Mathematician Reveals 'Equals' Has More Than One Meaning in Math

mathematician reveals 'equals' has more than one meaning in math

Mathematician Reveals 'Equals' Has More Than One Meaning in Math

There are some pretty nebulous concepts in mathematics that can be hard to wrap your head around, but the meaning of 'equals' was one we thought we had covered.

It turns out that mathematicians actually can't agree on the definition of what makes two things equal, and that could cause some headaches for computer programs that are increasingly being used to check mathematical proofs.

This academic squabble has been bubbling along for decades, but has finally come to a head because computer programs used for 'formalizing' or checking proofs need to have clear, specific instructions; not ambiguous definitions of mathematical concepts that are open to interpretation or rely on context computers don't have.

British mathematician Kevin Buzzard of Imperial College London ran into this problem when collaborating with computer programmers, and it prompted him to revisit the definitions of 'this is equal to that', to "challenge various reasonable-sounding slogans about equality."

"Six years ago," Buzzard writes in his preprint posted to the arXiv server, "I thought I understood mathematical equality. I thought that it was one well-defined term… Then I started to try and do masters level mathematics in a computer theorem prover, and I discovered that equality was a rather thornier concept than I had appreciated."

The equals sign (=) with its two parallel lines elegantly representing a parity between objects placed on either side, was invented by a Welsh mathematician, Robert Recorde, in 1557.
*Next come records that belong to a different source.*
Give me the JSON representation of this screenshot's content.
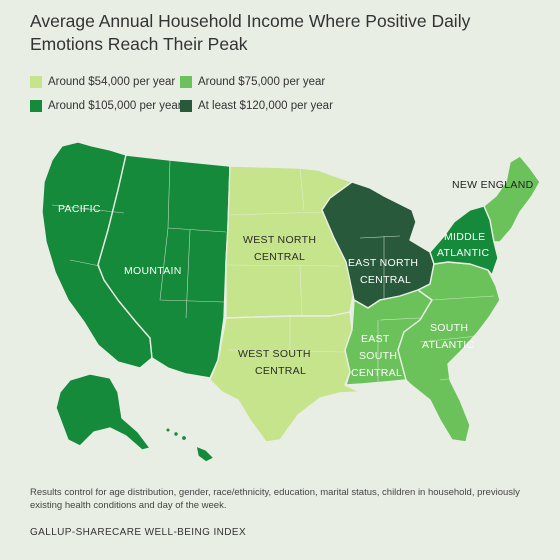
{
  "title": "Average Annual Household Income Where Positive Daily Emotions Reach Their Peak",
  "legend": [
    {
      "label": "Around $54,000 per year",
      "color": "#c6e48b"
    },
    {
      "label": "Around $75,000 per year",
      "color": "#6cc25a"
    },
    {
      "label": "Around $105,000 per year",
      "color": "#158a3b"
    },
    {
      "label": "At least $120,000 per year",
      "color": "#28593a"
    }
  ],
  "regions": {
    "pacific": {
      "line1": "PACIFIC",
      "color": "#158a3b"
    },
    "mountain": {
      "line1": "MOUNTAIN",
      "color": "#158a3b"
    },
    "west_north_central": {
      "line1": "WEST NORTH",
      "line2": "CENTRAL",
      "color": "#c6e48b"
    },
    "west_south_central": {
      "line1": "WEST SOUTH",
      "line2": "CENTRAL",
      "color": "#c6e48b"
    },
    "east_north_central": {
      "line1": "EAST NORTH",
      "line2": "CENTRAL",
      "color": "#28593a"
    },
    "east_south_central": {
      "line1": "EAST",
      "line2": "SOUTH",
      "line3": "CENTRAL",
      "color": "#6cc25a"
    },
    "south_atlantic": {
      "line1": "SOUTH",
      "line2": "ATLANTIC",
      "color": "#6cc25a"
    },
    "middle_atlantic": {
      "line1": "MIDDLE",
      "line2": "ATLANTIC",
      "color": "#158a3b"
    },
    "new_england": {
      "line1": "NEW ENGLAND",
      "color": "#6cc25a"
    }
  },
  "footnote": "Results control for age distribution, gender, race/ethnicity, education, marital status, children in household, previously existing health conditions and day of the week.",
  "source": "GALLUP-SHARECARE WELL-BEING INDEX"
}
It didn't catch on at first, but in time Recorde's brilliantly intuitive symbol replaced the Latin phrase 'aequalis' and later laid the groundwork for computer science. Exactly 400 years after its invention, the equals sign was first used as part of a computer programming language, FORTRAN I, in 1957.

The concept of equality has a much longer history though, dating back to ancient Greece at least. And modern mathematicians, in practice, use the term "rather loosely," Buzzard writes.

In familiar usage, the equals sign sets up equations that describe different mathematical objects that represent the same value or meaning, something which can be proven with a few switcharoos and logical transformations from side to side. For example, the integer 2 can describe a pair of objects, as can 1 + 1.

But a second definition of equality has been used amongst mathematicians since the late 19th century, when set theory emerged.

Set theory has evolved and with it, mathematicians' definition of equality has expanded too. A set like {1, 2, 3} can be considered 'equal' to a set like {a, b, c} because of an implicit understanding called canonical isomorphism, which compares similarities between the structures of groups.

"These sets match up with each other in a completely natural way and mathematicians realised it would be really convenient if we just call those equal as well," Buzzard told New Scientist's Alex Wilkins.

However, taking canonical isomorphism to mean equality is now causing "some real trouble", Buzzard writes, for mathematicians trying to formalize proofs – including decades-old foundational concepts – using computers.

"None of the [computer] systems that exist so far capture the way that mathematicians such as Grothendieck use the equal symbol," Buzzard told Wilkins, referring to Alexander Grothendieck, a leading mathematician of the 20th century who relied on set theory to describe equality.

Some mathematicians think they should just redefine mathematical concepts to formally equate canonical isomorphism with equality.

Buzzard disagrees. He thinks the incongruence between mathematicians and machines should prompt math minds to rethink what exactly they mean by mathematical concepts as foundational as equality so computers can understand them.

"When one is forced to write down what one actually means and cannot hide behind such ill-defined words," Buzzard writes. "One sometimes finds that one has to do extra work, or even rethink how certain ideas should be presented."

The research has been posted on arXiv.